We collect the minimum that a regulated cashier and an anti-fraud process need, and nothing that would merely be interesting to a marketing team. This page says what that means in practice.

Three kinds of data

Why we hold it

Identity documents exist to answer one question: is the person cashing out the person who deposited. Activity records exist to settle disputes and to spot the account takeovers that would otherwise cost you your balance. Account data exists so you can sign in. There is no fourth reason, and no data is collected "just in case".

Who sees it

Our verification and support teams, on a need-to-know basis; the payment processors that move the money; and the licensing authority if it asks. Nothing is sold, and nothing is passed to another casino. Passwords are stored as salted hashes, which means we could not read yours even if you asked us to.

How long it is kept

Financial and verification records are retained for the period the licence requires after an account closes — this is a legal obligation, not a preference, and it is why closing an account does not erase everything in it. Marketing consent, by contrast, ends the moment you withdraw it.

Your rights

Requests go to live chat or the support address in your account panel, and we answer within one month.
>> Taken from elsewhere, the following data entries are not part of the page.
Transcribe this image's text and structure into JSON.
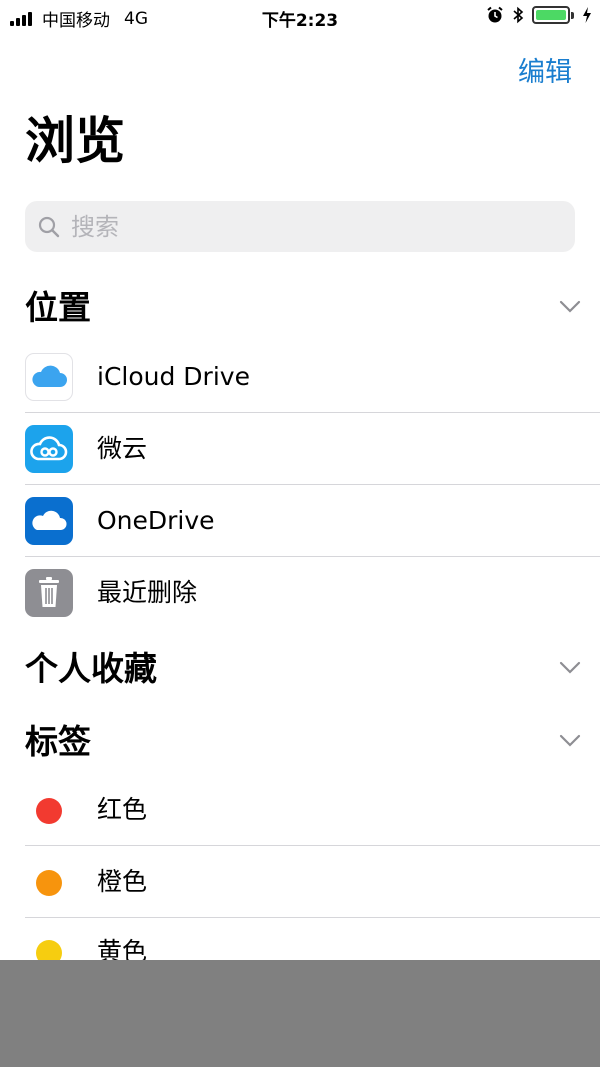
{
  "status_bar": {
    "carrier": "中国移动",
    "network": "4G",
    "time": "下午2:23"
  },
  "nav": {
    "edit_label": "编辑",
    "title": "浏览"
  },
  "search": {
    "placeholder": "搜索"
  },
  "sections": {
    "locations": {
      "title": "位置",
      "items": [
        {
          "label": "iCloud Drive",
          "icon": "icloud-icon"
        },
        {
          "label": "微云",
          "icon": "weiyun-icon"
        },
        {
          "label": "OneDrive",
          "icon": "onedrive-icon"
        },
        {
          "label": "最近删除",
          "icon": "trash-icon"
        }
      ]
    },
    "favorites": {
      "title": "个人收藏"
    },
    "tags": {
      "title": "标签",
      "items": [
        {
          "label": "红色",
          "color": "#f23a30"
        },
        {
          "label": "橙色",
          "color": "#f7940d"
        },
        {
          "label": "黄色",
          "color": "#f6cd10"
        }
      ]
    }
  },
  "colors": {
    "accent": "#1a7ecf",
    "icloud": "#3ba4ef",
    "weiyun": "#1ca3ec",
    "onedrive": "#0a6fcf",
    "trash": "#8e8e93"
  }
}
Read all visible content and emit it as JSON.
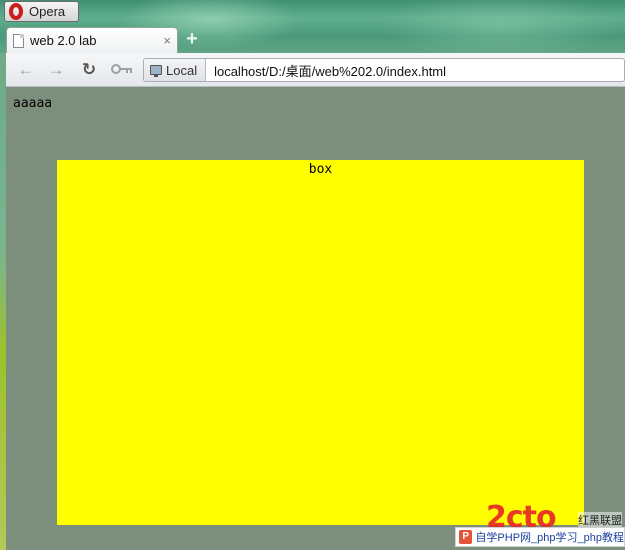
{
  "window": {
    "opera_button_label": "Opera"
  },
  "tab": {
    "title": "web 2.0 lab",
    "close_glyph": "×",
    "new_tab_glyph": "+"
  },
  "toolbar": {
    "back_icon": "back-arrow-icon",
    "forward_icon": "forward-arrow-icon",
    "reload_icon": "reload-icon",
    "key_icon": "key-icon",
    "address_badge": "Local",
    "url": "localhost/D:/桌面/web%202.0/index.html"
  },
  "page": {
    "body_text": "aaaaa",
    "box_text": "box",
    "box_color": "#ffff00",
    "background_color": "#7b8f7c"
  },
  "watermark": {
    "logo_text": "2cto",
    "side_text": "红黑联盟",
    "bar_text": "自学PHP网_php学习_php教程"
  }
}
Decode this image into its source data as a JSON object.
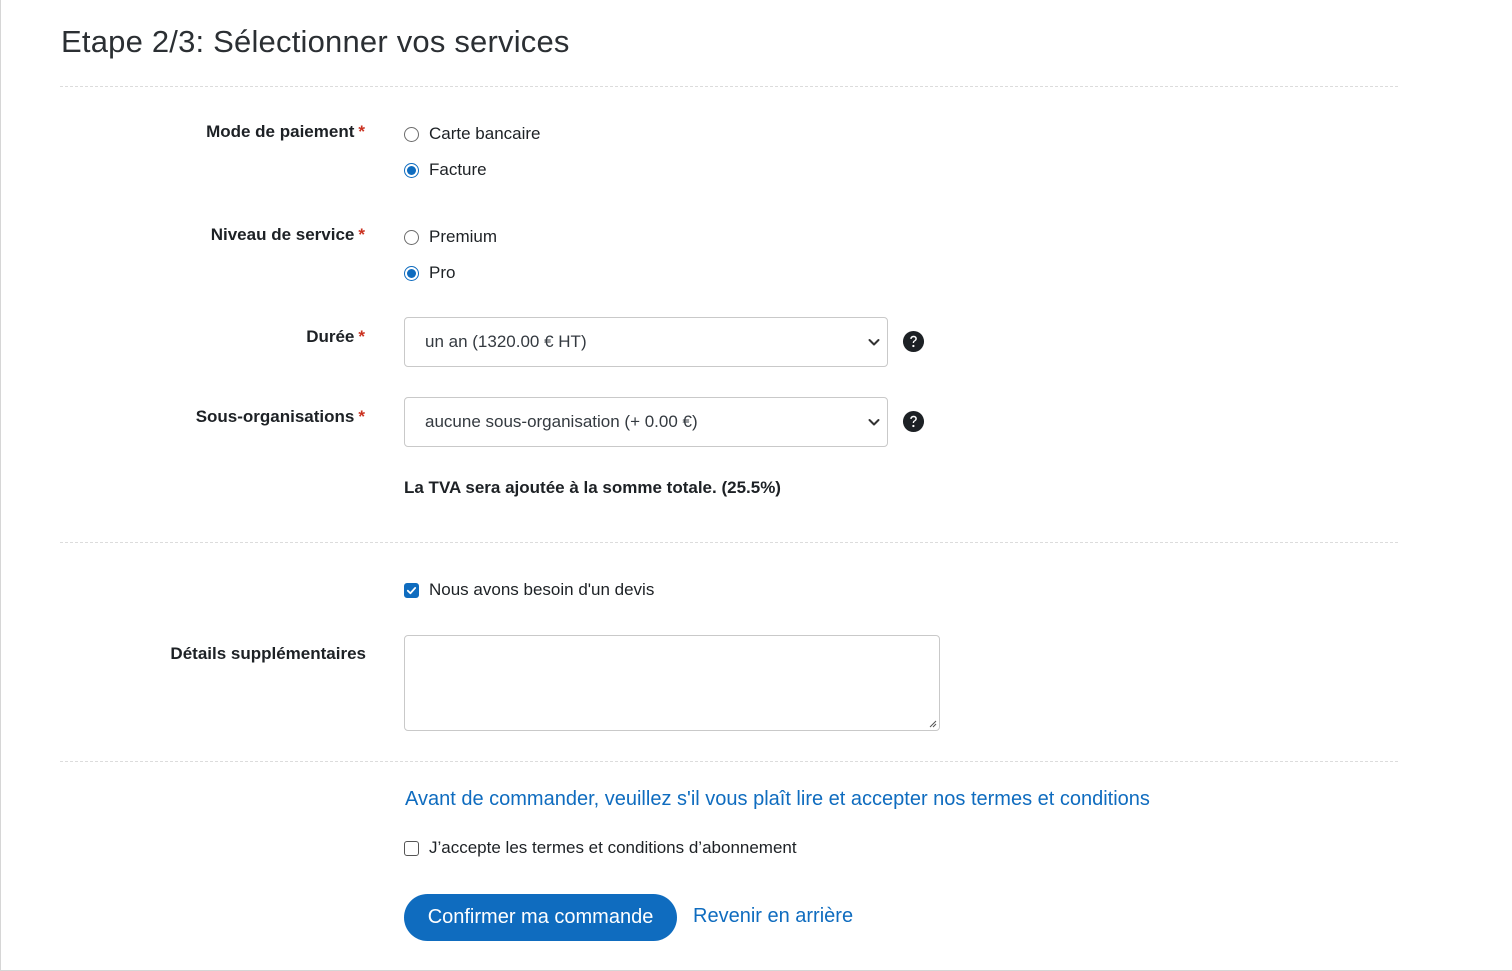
{
  "title": "Etape 2/3: Sélectionner vos services",
  "payment": {
    "label": "Mode de paiement",
    "required": "*",
    "options": [
      {
        "label": "Carte bancaire",
        "checked": false
      },
      {
        "label": "Facture",
        "checked": true
      }
    ]
  },
  "service_level": {
    "label": "Niveau de service",
    "required": "*",
    "options": [
      {
        "label": "Premium",
        "checked": false
      },
      {
        "label": "Pro",
        "checked": true
      }
    ]
  },
  "duration": {
    "label": "Durée",
    "required": "*",
    "selected": "un an (1320.00 € HT)",
    "help_icon": "question-circle-icon"
  },
  "sub_orgs": {
    "label": "Sous-organisations",
    "required": "*",
    "selected": "aucune sous-organisation (+ 0.00 €)",
    "help_icon": "question-circle-icon"
  },
  "vat_note": "La TVA sera ajoutée à la somme totale. (25.5%)",
  "quote_checkbox": {
    "label": "Nous avons besoin d'un devis",
    "checked": true
  },
  "details": {
    "label": "Détails supplémentaires",
    "value": ""
  },
  "terms_link": "Avant de commander, veuillez s'il vous plaît lire et accepter nos termes et conditions",
  "accept_checkbox": {
    "label": "J’accepte les termes et conditions d’abonnement",
    "checked": false
  },
  "confirm_button": "Confirmer ma commande",
  "back_link": "Revenir en arrière",
  "colors": {
    "accent": "#0f6cbf",
    "required": "#ca3120",
    "text": "#1d2125"
  }
}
A deletion request that collides with a retention obligation gets an honest answer rather than a silent refusal: we will tell you which records must stay, for how long, and why.

Cookies and tracking

Cookies keep you signed in, remember the currency and language you chose, and count traffic so we know which pages are being read. The non-essential ones can be declined in your browser without breaking the lobby — the games load either way. We do not run cross-site advertising pixels that follow you around the internet, because a casino that needs to chase you across the web has already lost the argument.

Breaches

If data we hold is ever exposed, affected players are told and so is the regulator, within the window the licence sets. Saying nothing and hoping is not a policy, and the first thing you would want in that situation is a warning early enough to change a password that you may have reused somewhere else.